Gracias a eso, Bob le siente otra vez el pulso a la vida. En ese corto tiempo, dió el salto salvador del abismo de la desesperanza en que lo hundió su ceguera, a la altura a que nos levanta la confianza en el porvenir y en nosotros mismos. Refrescó sus conocimientos musicales en el conservatorio de Hartford y se dispuso a ingresar en el de Cleveland donde espera alcanzar el grado de maestro. Cuando salga de allí, ya graduado, tendrá una plaza muy bien remunerada de profesor de teoría de la música y armonía. Y, a ratos perdidos, hace sus composiciones.
"Ya no me atermoriza el mañana", nos dice. "La ceguera no es el fin del mundo. Con que me ayuden un poco me las arreglaré muy bien, casi tan bien como si tuviera vista. ¿Por qué no ha de empezar de nuevo la existencia para mí?"

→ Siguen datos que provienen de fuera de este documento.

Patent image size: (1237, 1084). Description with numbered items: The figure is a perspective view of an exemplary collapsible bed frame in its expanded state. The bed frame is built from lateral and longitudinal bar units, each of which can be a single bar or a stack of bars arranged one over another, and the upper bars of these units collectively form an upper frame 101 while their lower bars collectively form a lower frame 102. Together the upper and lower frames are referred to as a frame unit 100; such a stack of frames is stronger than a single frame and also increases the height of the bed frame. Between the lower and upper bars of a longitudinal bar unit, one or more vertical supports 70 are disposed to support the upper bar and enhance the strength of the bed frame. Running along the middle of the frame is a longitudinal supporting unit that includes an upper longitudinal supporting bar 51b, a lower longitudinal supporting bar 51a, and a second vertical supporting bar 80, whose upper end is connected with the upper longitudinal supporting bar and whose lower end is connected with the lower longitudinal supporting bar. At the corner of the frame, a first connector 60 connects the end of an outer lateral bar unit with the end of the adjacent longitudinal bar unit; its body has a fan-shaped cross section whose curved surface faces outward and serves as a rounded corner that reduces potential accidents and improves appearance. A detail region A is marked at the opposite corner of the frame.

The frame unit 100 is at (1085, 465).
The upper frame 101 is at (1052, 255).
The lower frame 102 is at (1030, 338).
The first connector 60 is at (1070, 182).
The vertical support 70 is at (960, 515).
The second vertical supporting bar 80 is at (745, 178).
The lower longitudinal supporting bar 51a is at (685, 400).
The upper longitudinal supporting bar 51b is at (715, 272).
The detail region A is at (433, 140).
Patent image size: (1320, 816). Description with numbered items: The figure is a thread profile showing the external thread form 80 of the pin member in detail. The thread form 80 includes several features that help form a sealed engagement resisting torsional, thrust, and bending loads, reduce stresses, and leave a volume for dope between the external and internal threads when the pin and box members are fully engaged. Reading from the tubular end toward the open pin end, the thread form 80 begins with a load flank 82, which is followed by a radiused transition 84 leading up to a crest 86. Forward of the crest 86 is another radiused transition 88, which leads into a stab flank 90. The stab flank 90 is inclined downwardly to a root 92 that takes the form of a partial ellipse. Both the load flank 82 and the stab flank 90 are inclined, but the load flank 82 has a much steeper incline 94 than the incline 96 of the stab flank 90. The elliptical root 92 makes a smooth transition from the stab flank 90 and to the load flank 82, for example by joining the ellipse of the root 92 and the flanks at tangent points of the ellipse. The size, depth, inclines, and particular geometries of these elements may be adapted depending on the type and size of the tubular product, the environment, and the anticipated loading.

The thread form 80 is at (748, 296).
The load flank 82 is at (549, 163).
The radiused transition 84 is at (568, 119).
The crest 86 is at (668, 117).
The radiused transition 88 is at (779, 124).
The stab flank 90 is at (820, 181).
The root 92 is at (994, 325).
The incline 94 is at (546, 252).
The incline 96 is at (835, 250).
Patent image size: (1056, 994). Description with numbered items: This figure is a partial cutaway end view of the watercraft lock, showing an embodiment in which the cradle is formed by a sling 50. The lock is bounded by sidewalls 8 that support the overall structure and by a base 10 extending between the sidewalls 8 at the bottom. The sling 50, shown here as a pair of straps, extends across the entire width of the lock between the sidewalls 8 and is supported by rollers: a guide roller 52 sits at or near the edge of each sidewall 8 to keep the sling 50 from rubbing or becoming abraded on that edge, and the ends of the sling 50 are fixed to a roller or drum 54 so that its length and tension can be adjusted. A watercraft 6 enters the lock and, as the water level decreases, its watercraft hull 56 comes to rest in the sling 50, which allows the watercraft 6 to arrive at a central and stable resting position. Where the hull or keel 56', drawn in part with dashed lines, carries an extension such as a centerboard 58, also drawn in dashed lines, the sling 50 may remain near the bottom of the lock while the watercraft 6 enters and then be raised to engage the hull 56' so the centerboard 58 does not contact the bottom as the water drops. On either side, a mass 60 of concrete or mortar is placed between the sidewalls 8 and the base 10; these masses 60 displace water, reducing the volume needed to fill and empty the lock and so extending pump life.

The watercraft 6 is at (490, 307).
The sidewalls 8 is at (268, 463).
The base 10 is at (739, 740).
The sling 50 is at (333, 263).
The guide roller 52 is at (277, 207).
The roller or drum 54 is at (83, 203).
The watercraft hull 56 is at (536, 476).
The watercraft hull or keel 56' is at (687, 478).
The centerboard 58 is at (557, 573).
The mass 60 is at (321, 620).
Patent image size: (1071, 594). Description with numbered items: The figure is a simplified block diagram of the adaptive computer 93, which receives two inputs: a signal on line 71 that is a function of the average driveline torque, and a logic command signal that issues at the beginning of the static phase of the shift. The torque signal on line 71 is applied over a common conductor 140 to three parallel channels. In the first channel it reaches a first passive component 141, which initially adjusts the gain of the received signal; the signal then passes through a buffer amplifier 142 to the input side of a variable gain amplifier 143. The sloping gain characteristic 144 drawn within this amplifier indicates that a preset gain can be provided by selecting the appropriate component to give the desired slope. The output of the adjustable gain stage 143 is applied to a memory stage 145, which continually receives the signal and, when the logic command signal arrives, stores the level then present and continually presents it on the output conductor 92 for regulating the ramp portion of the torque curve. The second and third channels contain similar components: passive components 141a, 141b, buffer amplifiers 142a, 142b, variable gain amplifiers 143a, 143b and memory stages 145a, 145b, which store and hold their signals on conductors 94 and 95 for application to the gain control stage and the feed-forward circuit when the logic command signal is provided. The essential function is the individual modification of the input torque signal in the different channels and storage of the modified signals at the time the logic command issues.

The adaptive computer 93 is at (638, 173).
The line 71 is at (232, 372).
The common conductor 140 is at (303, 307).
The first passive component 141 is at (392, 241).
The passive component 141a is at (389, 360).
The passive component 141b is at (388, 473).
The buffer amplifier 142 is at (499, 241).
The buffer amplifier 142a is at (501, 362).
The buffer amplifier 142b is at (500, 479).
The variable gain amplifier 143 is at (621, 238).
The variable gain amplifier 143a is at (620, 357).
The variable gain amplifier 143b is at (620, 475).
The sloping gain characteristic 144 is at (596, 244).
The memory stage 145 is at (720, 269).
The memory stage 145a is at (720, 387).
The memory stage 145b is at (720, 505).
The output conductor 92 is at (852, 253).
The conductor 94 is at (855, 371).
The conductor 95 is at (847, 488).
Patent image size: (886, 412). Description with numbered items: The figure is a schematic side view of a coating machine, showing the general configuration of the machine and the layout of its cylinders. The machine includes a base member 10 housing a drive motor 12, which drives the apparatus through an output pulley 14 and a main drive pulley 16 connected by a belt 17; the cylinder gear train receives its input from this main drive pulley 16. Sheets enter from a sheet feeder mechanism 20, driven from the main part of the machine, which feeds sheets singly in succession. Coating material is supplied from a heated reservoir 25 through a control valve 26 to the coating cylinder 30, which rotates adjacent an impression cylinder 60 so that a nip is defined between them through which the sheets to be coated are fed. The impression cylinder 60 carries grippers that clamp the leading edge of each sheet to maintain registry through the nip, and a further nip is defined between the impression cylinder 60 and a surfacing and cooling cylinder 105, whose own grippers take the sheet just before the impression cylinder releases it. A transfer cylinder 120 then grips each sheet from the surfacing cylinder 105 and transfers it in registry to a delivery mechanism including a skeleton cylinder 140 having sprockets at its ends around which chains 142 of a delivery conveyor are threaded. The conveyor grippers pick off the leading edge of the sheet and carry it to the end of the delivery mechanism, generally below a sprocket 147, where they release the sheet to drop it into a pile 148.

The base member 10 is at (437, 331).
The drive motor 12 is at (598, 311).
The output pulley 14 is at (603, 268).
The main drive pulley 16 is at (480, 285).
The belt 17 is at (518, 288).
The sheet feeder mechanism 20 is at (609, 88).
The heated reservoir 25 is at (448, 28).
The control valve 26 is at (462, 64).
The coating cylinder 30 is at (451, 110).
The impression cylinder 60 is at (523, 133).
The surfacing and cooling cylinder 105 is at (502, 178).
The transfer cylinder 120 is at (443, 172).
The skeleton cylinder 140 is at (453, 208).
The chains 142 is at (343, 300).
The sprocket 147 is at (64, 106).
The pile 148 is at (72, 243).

Para conseguir esos resultados asombrosos renovando la mentalidad y el espíritu de un hombre, se emplean en Avon todos los recursos de que disponen aunadamente la psicología, la pedagogía y el conocimiento de las relaciones que unen al hombre y a la sociedad en que ha de vivir.
"El factor más importante en la transición de la vida militar a la civil", afirma el coronel Frederic H. Thorne, eminente oftalmólogo, que dirige el centro, "es el psicológico. Mas esa transición parece cosa imposible, inaseqible al soldado ciego a quien el proyectil que deja sin vista, arrebata, también, el que llamaré sentido de seguridad. Empezando por educarle la visión facial, tratamos de colmar ese vacío, averiguando, primero, lo que el soldado le gusta más hacer, en que tiene habilidad, y, por último, capacitándolo para hacerlo bien".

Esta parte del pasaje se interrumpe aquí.